Category Archives: Sports Ethics

Roger Clemens testifying at Congressional hearing.

Where Are Our Sports Role Models?

Roger Clemens testifying at Congressional hearing.

There was a time, not too many years ago, when every young sports fan had a favorite player on his or her favorite team. For me, since I grew up in Detroit, in baseball it was Hank Greenberg, and later, Al Kaline of the Tigers. In football, it was Don Hudson, the magnificent wide receiver of the Green Bay Packers, who caught passes with the speed and grace of a gazelle. Later, I greatly admired Johnny Unitas of the Baltimore Colts, whose pinpoint passes and never-say-die attitude won the hearts of fans all over America. In basketball, it was center Bill Russell of the Boston Celtics, and more recently, Steve Nash of the Phoenix Suns, and now with the L.A. Lakers.

All of these players had magical abilities that impressed me enough to reach role model status. They were not only Triple-A in talent, they played the game with great integrity.

In the last 25 years, role models in sports have been hard to find. Drug use has become a serious problem in baseball, football, and cycling. In 2012, not a single player was elected to the Baseball Hall of Fame, partly because several prime candidates used steroids and were unable to even come close to obtaining the 75% required vote. In professional football, there is evidence that some 300-pound linemen obtained that weight via “performance enhancers.” As for the Tour de France, the whole American team, which was lead by Lance Armstrong for years, used illegal drugs and blood enhancers.

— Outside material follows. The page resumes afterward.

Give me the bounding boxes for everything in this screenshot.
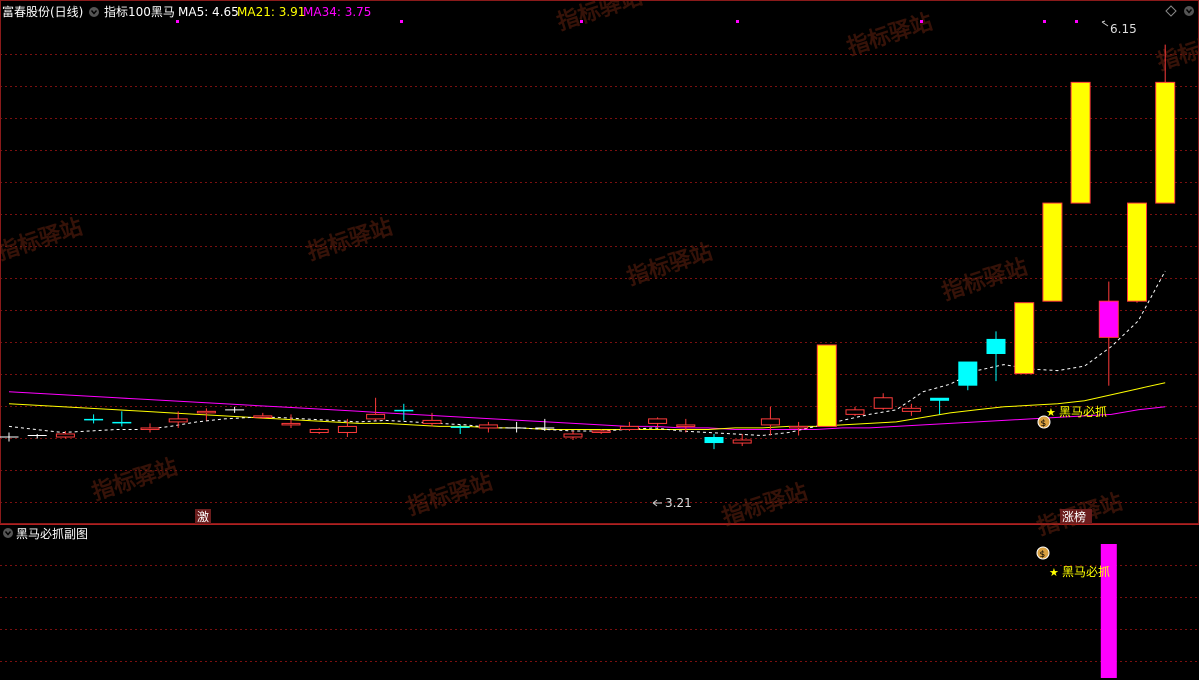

This is unfortunate for our children and grandchildren who want to admire their sports idols. Golf is the one sport in America where the players consistently hold their heads high because they are ethical, and play accordingly. The players call penalties on themselves if they violate a rule, even if the penalty cost them a championship and the loss of thousands of dollars. For that, we can all be justly proud.

“World Peace” Misnamed

Metta World Peace, better known as Ron Artest has played professional basketball for twelve years and for a number of different teams. In several of those years, he was suspended for a variety of different violations of basketball rules, plus a number of off-court embarrassing legal issues. His most famous suspension occurred in November 2004 when he charged into the stands to beat up a man who supposedly did something that irritated him. As it turned out, he beat up the wrong man and was suspended for 86 games, the longest suspense in NBA history.

In a playoff game several weeks ago, Artest who is strong as a bull, swung his elbow into the side of the head of James Harden, a star player of the Oklahoma Thunder and then walked away pounding his chest as if to say “I am the King of this Court and will do whatever I decide to do regardless of the consequences.” Harden suffered a concussion and had to leave that game. The next blow could have killed him.

The commissioner of basketball suspended Artest for seven games. He should have been suspended from the league for life! Enough is enough. The NBA does not need a terrorist masquerading as “World Peace.”

Intentionally Injuring Football Players Needs to Stop

In my forthcoming book, Ethical Meltdown, I indicated that the most serious scandal to rock the sports world in the past twelve years was the use of illegal performance enhancers (steroids and other drugs) by players. Today, I am not so sure that was the most serious scandal after learning that some professional football coaches were paying bonuses to their defensive players to intentionally knock opponent players out of the game.

New Orleans defensive coordinator Greg Williams established a bounty system for the last three years that offered $1,500 for a total knockout and $1,000 if the player had to be carried off the field. If the “knockout” or “carry-off” occurred during the playoffs, the awards doubled or tripled in size.

This is exactly what happened to Kurt Warner in 2009 and Brett Favre playing against the New Orleans Saints bounty hunters. Warner’s injury was so serious, he never played another game in the NFL.

Fran Tarkington, an outstanding quarterback in the NFL for eighteen years, argues that Greg Williams should never be seen in the NFL again. But, what about New Orleans Head Coach Sean Payton and General Manager Mickey Loomis, both of whom know about the bounties but do not stop them? In fairness, the penalties for all three should be the same. In my view, it should be immediate termination and no chance to be rehired in the NFL for at least two years.